American summers are hot. While this spring was unusually cold, there is a strong likelihood that temperatures this summer will be unusually high across most of the country, particularly the western and northeastern United States — according to federal scientific agency predictions based on 139 years of temperature records.
Temperatures vary widely throughout the year across North America, and over the course of history. The coldest temperature ever recorded in the continent was -84.4° Fahrenheit in Snag, a small village in Canada’s Yukon Territory. At the other end of the spectrum, temperatures reached a staggering 134° Fahrenheit in Furnace Creek, Death Valley, California on July 10, 1913.
Temperatures can also vary substantially within regions and within states. Cities, in particular, due in part to the presence of heat-trapping materials such as asphalt, metal, and concrete are often a state’s hottest areas.
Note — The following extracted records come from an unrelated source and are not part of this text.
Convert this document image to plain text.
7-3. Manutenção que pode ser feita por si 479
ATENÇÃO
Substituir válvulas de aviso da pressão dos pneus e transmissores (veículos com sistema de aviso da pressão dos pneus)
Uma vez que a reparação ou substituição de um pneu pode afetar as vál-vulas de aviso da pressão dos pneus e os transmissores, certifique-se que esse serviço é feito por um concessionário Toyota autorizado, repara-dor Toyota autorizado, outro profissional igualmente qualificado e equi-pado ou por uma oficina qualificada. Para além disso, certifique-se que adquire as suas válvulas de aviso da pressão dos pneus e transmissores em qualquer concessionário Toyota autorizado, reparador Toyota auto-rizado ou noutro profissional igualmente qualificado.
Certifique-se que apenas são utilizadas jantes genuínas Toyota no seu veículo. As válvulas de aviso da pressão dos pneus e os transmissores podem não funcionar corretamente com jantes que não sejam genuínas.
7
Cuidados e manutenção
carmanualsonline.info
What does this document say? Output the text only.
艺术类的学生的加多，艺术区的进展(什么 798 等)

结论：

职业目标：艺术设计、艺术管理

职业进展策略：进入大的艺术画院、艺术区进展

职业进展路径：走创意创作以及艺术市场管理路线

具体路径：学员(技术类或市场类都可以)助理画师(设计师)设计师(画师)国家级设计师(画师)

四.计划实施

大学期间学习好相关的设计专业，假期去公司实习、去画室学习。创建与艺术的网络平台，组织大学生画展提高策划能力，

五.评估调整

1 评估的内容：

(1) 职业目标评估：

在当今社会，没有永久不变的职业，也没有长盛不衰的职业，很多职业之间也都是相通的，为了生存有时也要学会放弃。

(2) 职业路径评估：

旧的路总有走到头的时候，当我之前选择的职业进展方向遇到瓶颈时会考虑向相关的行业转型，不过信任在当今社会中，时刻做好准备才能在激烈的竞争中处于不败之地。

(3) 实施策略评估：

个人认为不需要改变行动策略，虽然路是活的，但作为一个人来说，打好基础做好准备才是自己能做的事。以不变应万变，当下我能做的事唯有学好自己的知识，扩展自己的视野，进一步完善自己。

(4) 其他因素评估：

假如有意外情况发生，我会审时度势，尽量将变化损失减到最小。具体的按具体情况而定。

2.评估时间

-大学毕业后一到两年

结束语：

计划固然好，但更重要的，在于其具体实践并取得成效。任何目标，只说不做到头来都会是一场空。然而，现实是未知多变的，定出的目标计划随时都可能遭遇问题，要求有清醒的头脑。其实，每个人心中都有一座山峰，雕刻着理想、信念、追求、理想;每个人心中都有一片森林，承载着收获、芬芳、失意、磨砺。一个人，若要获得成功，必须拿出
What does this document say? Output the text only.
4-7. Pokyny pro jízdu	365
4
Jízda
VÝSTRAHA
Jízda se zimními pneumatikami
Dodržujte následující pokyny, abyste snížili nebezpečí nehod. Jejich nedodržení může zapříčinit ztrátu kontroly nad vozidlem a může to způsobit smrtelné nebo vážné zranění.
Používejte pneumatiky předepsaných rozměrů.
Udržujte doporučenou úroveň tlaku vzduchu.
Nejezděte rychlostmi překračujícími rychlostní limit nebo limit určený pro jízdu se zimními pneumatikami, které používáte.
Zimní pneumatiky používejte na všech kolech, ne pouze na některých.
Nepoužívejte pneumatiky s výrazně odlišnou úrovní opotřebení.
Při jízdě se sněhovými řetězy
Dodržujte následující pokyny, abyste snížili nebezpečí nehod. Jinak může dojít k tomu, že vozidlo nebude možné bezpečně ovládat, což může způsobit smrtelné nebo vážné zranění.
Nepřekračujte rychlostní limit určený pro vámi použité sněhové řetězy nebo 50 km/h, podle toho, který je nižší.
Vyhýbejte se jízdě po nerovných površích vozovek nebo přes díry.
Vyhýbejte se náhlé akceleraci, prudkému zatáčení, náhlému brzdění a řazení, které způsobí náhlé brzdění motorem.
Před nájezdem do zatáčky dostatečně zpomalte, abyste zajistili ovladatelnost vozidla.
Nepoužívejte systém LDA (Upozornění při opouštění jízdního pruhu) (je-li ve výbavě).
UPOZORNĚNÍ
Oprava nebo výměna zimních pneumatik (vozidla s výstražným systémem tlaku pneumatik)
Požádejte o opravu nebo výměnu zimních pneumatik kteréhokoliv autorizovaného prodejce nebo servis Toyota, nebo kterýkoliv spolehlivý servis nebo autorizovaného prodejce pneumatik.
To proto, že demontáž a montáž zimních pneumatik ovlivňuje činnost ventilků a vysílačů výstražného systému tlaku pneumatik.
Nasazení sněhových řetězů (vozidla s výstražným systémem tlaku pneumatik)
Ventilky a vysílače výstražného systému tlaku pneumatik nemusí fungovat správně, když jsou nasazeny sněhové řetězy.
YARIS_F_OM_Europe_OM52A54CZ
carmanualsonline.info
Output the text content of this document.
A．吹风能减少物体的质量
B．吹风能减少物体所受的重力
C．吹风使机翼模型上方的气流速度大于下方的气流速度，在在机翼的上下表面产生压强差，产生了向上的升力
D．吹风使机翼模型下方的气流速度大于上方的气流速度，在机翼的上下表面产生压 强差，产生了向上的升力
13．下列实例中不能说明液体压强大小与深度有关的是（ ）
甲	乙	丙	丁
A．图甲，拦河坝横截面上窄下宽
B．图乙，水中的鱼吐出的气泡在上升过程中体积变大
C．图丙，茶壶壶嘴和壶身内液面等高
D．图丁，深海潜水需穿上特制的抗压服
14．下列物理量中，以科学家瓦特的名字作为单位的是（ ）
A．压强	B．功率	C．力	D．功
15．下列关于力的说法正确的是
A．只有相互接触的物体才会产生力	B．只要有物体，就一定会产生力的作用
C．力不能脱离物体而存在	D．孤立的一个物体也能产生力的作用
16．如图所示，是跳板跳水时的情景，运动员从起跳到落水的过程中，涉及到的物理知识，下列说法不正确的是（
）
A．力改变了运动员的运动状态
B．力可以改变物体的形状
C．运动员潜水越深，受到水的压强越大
Based on the most recent historical temperature data from the National Oceanic and Atmospheric Administration (NOAA), 24/7 Wall St. identified each state’s hottest city.
In 67 of the nearly 200 medium to large cities, daily 90 ° Fahrenheit or higher temperatures are completely normal during the hottest month of the year. In 20 cities across Arizona, California, Nevada, and Texas, 100 or more days of 90° Fahrenheit plus weather are recorded on average annually.